North Carolina's road map to dramatically reducing carbon emissions and becoming a clean energy leader took a big step forward last October when Gov. Roy Cooper released an executive order that included bold goals for promoting zero emission vehicles or ZEVs.
The order outlines Cooper's ambitious clean-energy economy goals, including increasing the number of electric vehicles in the state to at least 80,000 by 2025. With just 16,000 ZEVs on North Carolina's roads and highways today, that goal represents a 500% increase over five years.
The Southern Alliance for Clean Energy called the ZEV plan the first of its kind in the Southeast and named North Carolina as a newly established transportation leader, according to an October statement by the Knoxville, Tenn.-based nonprofit environmental group.

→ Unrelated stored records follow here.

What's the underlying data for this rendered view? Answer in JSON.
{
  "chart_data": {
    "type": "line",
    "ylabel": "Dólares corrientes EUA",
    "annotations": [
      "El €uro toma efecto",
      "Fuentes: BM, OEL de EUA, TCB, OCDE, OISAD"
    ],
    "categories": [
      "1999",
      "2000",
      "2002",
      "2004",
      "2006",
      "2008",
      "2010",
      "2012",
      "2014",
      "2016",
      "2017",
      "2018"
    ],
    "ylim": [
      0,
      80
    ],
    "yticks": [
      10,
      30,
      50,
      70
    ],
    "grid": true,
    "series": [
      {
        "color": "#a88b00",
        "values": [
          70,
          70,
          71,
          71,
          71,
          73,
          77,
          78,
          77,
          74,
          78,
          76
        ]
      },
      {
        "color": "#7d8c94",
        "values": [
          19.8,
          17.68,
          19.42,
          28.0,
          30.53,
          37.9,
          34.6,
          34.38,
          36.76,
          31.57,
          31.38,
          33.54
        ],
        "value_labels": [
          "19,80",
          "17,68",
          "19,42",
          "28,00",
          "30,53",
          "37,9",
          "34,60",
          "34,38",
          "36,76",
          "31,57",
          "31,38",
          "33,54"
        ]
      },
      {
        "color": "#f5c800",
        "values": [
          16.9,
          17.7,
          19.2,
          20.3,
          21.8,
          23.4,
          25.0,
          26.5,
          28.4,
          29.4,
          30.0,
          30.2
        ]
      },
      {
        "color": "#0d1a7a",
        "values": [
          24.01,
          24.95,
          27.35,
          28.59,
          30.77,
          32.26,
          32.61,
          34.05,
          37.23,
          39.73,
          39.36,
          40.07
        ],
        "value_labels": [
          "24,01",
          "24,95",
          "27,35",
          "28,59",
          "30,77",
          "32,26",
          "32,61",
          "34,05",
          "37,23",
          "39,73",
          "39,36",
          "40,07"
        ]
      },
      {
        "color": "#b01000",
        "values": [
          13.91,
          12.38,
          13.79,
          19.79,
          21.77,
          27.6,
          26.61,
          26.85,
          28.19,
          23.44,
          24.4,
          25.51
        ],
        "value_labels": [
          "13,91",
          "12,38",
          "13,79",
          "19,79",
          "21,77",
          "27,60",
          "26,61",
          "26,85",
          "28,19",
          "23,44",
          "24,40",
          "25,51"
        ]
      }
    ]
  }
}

"Reaching 80,000 electric vehicles in North Carolina by 2025 is an ambitious goal, but I'm confident we can make or even exceed it," says Heather Hildebrandt, the Department of Transportation's state initiatives group supervisor.
The biggest hurdle the state faces is educating the public, Hildebrandt adds. Many people believe it is too expensive to purchase and operate an electric vehicle, and vehicle-charging stations are scarce.
"People who shop for cars tend to be more focused on the sticker price than the operating costs over the life of their vehicle," she says. "ZEVs are cheaper to operate. They don't need oil changes, there's no fuel cost, and there are fewer parts to wear out."
Statistics from the U.S. Department of Energy back this up. An online calculator compares North Carolina's average gas price of $2.36 per gallon to the cost of an equivalent "e-gallon" rate of $1.10. In some places, utilities offer cheaper rates at night, which could reduce operating costs even more. In addition, the federal government offers tax credits to consumers who purchase electric vehicles.
"In North Carolina the cost savings of using electricity-power vehicles compared to gasoline translates to an average savings of $800 to $1,000 per year, " says Jacob Bolin, project manager for Advanced Energy, a nonprofit energy-consulting firm in Raleigh that focuses on energy efficiency and renewable energy.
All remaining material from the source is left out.